ANDREWS, Texas — Good 'ole H2O.
"You probably don't realize the importance of water as much as you do as when you live in a desert," Steve Eggleston, city manager said.
In these days of over 100-degree heat, that supply is our lifeline.
And out in the small city of Andrews, down the road, that lifeline could be in jeopardy.
"The Texas Water Development Board actually has shown that it's dropped five to ten feet in the last ten years. We did tests on our own wells and we've shown that they've dropped about two feet in the last ten years, which raises some concerns that the aquifer is dropping," Eggleston said.
The city manager describes the aquifer as a big storage cavern or river of water underground.
"Andrews county's at the very end of the aquifer. It flows from north to south and we're the very end and actually by the time it gets to Andrews county it's doing what they call fingering and it's just little streams that, it's almost a hit and miss whether you can hit water or not," Eggleston said.
That's why the city is taking action now.
"We're drilling two new wells into the aquifer on land that we own 10 miles north of here. We're also looking at building a new supply line that links the aquifer, the well field to our city and we're going to be spending over the next two years about seven million dollars on that," Eggleston said.
In the next 10 years they plan to have four more wells drilled and larger supply lines.

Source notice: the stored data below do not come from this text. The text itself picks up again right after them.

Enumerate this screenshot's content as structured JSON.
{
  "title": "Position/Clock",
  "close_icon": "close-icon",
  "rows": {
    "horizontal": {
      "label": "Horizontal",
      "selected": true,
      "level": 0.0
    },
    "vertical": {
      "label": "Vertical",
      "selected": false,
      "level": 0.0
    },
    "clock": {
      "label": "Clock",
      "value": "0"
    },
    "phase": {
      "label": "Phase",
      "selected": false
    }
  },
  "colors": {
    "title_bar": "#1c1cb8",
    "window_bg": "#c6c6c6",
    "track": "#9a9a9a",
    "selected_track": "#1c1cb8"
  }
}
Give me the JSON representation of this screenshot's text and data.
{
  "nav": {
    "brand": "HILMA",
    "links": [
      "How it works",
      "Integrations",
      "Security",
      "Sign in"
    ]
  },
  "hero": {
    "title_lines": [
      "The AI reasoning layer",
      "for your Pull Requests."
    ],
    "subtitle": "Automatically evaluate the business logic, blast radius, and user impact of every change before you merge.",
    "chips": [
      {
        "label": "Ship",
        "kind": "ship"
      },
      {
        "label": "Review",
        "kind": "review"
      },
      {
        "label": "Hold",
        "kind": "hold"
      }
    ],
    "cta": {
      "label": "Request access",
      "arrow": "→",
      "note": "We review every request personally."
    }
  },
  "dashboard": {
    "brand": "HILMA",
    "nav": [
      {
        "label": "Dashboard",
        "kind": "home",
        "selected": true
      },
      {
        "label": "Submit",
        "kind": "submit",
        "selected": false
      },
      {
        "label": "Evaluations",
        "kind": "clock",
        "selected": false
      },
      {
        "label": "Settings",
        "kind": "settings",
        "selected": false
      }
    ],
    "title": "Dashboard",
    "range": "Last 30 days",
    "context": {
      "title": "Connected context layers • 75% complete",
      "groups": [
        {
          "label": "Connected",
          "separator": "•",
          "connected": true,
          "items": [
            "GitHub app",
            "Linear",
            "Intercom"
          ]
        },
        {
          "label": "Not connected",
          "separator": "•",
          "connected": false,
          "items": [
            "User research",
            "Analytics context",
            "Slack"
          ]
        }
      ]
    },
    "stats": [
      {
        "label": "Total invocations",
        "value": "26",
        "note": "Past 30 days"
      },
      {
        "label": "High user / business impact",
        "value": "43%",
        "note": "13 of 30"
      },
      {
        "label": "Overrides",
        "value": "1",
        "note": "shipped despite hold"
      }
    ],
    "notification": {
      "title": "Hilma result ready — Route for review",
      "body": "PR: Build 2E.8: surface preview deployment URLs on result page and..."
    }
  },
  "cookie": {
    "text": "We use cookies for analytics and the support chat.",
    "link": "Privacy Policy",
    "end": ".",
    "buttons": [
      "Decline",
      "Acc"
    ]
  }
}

"One of them is a 20-inch line and one of them is a 14-inch line. The problem with the 14-inch line is it's very old and it doesn't carry the volume that we need, so we're actually replacing the 14-inch with a 20-inch right now," Eggleston said.
Their plans go beyond ten years. A more long term plan includes tapping into other aquifers or using methods that would secure their water supply for generations to come.
Currently, Andrews has 19 operating water wells. They're working on drilling another right now and in 6 weeks they'll start drilling the next one.
The cost? It won't effect your water rates.
Their city manager says their $10M budget for the next ten years will be sourced from their sales tax.
City residents voted to approve those funds could go to water projects two years ago.